Lynch déconstruit la notion de temps et laisse le spectateur dans un flou constant.

À la fin de cette phrase énigmatique, la caméra se retourne vers l’emplacement suggéré par le personnage, et on y aperçoit Nikki Grace en compagnie de deux amies et d’un majordome. Bien que les spectateur.ice.s comprennent qu’il s’agit d’un évènement futur, à l’occurrence, le lendemain, Lynch déconstruit la notion de temps et laisse le spectateur dans un flou constant.

À de nombreuses reprises, David Lynch utilise du matériel d’un projet antérieur, soit Rabbit (2002). Il s’agit d’un court métrage de 50 minutes mettant en scène des humanoïdes à tête de lapin dans un appartement en huis clos, dans l’attente d’une apparition maléfique de type Deus ex machina. On y retrouve des rires en canne, de la musique et des effets sonores multiples… du Lynch!

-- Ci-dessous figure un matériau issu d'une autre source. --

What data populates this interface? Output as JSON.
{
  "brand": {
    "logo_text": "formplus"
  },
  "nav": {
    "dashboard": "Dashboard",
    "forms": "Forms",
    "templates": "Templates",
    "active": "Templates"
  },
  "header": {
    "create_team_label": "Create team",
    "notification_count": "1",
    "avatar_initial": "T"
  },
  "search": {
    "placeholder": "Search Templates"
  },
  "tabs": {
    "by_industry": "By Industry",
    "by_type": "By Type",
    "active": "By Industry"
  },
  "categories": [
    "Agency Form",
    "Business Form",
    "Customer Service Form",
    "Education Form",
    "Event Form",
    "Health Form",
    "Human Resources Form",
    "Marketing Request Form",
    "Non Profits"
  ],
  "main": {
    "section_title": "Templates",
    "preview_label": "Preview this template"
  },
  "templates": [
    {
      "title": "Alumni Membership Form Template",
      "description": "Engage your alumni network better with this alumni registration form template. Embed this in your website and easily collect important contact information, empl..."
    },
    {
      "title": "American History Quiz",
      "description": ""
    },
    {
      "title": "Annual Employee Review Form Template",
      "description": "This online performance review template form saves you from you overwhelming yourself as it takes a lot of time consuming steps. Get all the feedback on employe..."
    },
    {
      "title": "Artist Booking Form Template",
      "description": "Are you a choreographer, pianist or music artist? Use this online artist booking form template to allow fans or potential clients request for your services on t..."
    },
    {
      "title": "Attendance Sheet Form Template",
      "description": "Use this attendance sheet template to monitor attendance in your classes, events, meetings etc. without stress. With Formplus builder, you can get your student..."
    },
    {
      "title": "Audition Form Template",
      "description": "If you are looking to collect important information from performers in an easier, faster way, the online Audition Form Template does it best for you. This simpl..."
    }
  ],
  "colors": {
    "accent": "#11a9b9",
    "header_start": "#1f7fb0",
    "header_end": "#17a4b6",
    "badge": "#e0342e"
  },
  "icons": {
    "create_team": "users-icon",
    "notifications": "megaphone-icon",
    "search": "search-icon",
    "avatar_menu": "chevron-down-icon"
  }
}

Plus les scènes de Inland Empire défilent sous nos yeux, plus le personnage principal entre dans un monde entrecroisant la folie, la psychose, le dédoublement de personnalité, au point tel que nous en arrivons à confondre l’existence de certains personnages, et ce, même après le visionnement du film.

Dans Inland Empire, David Lynch réussit, avec brio selon moi, à nous transposer dans l’état mental d’une femme à la fois fragile et psychotique. Entre le flash-back, le futur, l’hallucination et le rêve, la construction du film serait, selon moi, comparable au visionnement d’un rêve où le rêveur serait dans un état de psychose, laissant le spectateur en pleine confusion.